Interleukin-2 (IL-2) gene expression, a critical early event during T lymphocyte activation, is severely suppressed in mice infected with the protozoan parasite Trypanosoma cruzi, the causative agent of human Chagas' disease. Our previous observation that reduction of IL-2 mRNA in T cells from T. cruzi-infected mice is not due to an increased degradation of the mRNA suggests a repression of the IL-2 gene at the transcriptional level. In this study, we have measured the level of nuclear factors that bind to specific sites on the IL-2 enhancer.
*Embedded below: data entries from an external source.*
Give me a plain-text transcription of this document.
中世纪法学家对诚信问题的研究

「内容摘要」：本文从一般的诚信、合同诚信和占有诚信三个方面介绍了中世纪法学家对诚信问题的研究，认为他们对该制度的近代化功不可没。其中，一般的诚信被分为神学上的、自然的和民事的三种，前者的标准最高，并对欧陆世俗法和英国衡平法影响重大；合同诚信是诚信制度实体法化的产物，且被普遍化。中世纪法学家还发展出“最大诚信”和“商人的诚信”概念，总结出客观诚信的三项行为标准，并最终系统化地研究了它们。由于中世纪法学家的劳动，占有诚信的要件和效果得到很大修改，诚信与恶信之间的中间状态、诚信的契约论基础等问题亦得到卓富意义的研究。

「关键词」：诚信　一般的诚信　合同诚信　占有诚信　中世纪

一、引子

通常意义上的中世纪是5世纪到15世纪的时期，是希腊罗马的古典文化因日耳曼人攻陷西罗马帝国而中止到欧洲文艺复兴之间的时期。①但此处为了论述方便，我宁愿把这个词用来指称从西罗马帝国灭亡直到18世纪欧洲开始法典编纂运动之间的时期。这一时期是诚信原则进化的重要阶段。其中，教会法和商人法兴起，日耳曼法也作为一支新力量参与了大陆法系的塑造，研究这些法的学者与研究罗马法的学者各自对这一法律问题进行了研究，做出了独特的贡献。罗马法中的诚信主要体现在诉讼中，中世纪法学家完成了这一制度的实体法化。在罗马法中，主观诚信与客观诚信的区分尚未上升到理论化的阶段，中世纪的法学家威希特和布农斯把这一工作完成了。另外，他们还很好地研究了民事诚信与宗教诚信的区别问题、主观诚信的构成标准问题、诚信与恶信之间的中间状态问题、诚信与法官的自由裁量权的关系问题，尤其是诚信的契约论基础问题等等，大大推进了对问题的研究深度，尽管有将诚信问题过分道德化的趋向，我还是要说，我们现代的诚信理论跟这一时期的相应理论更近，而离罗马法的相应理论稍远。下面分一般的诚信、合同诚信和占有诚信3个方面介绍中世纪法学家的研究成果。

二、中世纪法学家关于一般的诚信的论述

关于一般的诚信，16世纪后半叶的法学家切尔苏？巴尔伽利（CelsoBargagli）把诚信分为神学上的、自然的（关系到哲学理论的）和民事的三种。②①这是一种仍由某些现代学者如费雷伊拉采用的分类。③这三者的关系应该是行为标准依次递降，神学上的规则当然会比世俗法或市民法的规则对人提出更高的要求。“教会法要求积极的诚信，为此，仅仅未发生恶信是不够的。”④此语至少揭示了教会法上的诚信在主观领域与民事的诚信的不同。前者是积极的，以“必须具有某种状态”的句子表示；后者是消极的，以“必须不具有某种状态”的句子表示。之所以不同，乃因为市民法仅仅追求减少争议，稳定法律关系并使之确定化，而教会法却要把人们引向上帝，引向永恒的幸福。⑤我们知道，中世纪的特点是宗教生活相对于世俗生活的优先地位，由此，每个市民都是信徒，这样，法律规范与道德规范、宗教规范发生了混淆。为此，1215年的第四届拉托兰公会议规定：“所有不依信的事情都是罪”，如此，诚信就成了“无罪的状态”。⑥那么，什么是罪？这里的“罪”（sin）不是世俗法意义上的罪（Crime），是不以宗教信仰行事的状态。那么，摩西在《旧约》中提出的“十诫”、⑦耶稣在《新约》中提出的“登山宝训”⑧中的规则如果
Splenocytes and splenic T cells from acutely infected mice show a marked decrease in the level of AP-1, and a modest decrease in the level of NF-kappa B and nuclear factor of activated T cells (NF-AT). DNA-binding activity of Oct-1 was least affected in T cells from infected mice. Although the basal level of AP-1 activity is comparable in cells from uninfected and infected mice, mitogen-induced AP-1 activation is absent in the cells from T. cruzi-infected mice. Sodium deoxycholate treatment slightly enhances NF-kappa B-binding activity in splenocyte nuclear and whole-cell extracts from infected mice, suggesting that a blockage of the activation of NF-kappa B is only partially responsible for the decrease in the level of NF-kappa B in T cells from T. cruzi-infected mice. These data identify the molecular basis of IL-2 gene regulation in T. cruzi infection and suggest that T cells are anergized as a result of the infection.